If Oxfordshire singer/songwriter Thea Gilmore is looking to move away from her folk persona then she is doing it in fine style with her new album Regardless. If you asked the average Joe in the street which genre to place her 14th album into it would be surprising to hear anyone say folk. It is very commercial sounding, very rock and strangely enough very retro with certain tracks having a flavour of the 80s – early 90s.
This said even with Gilmore being out of the mainstream for a while she has lost none of her talent for sharp lyrics and catchy beats. Opening with Something To Sing About Gilmore’s rapid fire lyrics keep up a pretty sharp tempo whilst the following track This Is How You Find Me with its classical-style opening, another of those evocative 80s sounds, is not one to showcase Gilmore’s clear voice at its best.
The title track of the album is a pretty good ballad with a strong under-beat but sounds like something The Corrs recorded in the early 90s when Irish music became synonymous with Riverdance. One of the more interesting tracks on the album is Spit and Shine which wouldn’t be out of place on Paul Simon’s Graceland, it has the African undertone and Gilmore does what she does best with sharp lyrics and precision singing.

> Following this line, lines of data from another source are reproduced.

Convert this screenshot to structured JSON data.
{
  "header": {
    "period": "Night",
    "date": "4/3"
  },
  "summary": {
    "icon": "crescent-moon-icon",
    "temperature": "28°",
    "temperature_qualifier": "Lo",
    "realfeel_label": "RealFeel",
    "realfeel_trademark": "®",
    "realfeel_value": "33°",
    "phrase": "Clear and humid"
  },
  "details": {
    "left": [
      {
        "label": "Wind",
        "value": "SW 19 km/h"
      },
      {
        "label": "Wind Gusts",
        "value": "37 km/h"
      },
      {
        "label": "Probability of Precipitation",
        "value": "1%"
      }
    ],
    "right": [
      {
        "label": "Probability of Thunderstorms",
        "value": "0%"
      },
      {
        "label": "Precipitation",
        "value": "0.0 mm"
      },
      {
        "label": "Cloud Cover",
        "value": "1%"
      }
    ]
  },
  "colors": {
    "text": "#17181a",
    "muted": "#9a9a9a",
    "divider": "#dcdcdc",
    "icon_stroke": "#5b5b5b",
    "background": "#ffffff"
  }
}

I Will Not Disappoint You is one of several soft ballads along with Punctuation and This Road and is probably as close to a folk song as any of the tracks get on the album, it is a pleasant and thoughtful piece beautifully accentuated by the backing of the strings section. In between there are the heavier beat sounds of Start As You Mean To Go On which has a very American MOR rock feel to it and stands a good chance of being successful across the pond, same applies to Love Came Looking for me which has more than a little resemblance to several Pat Benatar songs, which is not necessarily a bad thing.
Perhaps the most thoughtful of the tracks is Let It Be Known a racier ballad which has the clever lyrics so typically associated with Gilmore. The final track My Friend Goodbye is arguably the best track on the album in which you can really get to grips with the quality of Gilmore’s voice. It’s an emotional ballad with just a smidgeon of country in it.
Regardless has already been picked up by Radio 2 as it’s album of the week and is no doubt destined for big things, Gilmore is a consummate performer with a really rich voice but it’s probably not going to be a great hit as a “folk album”.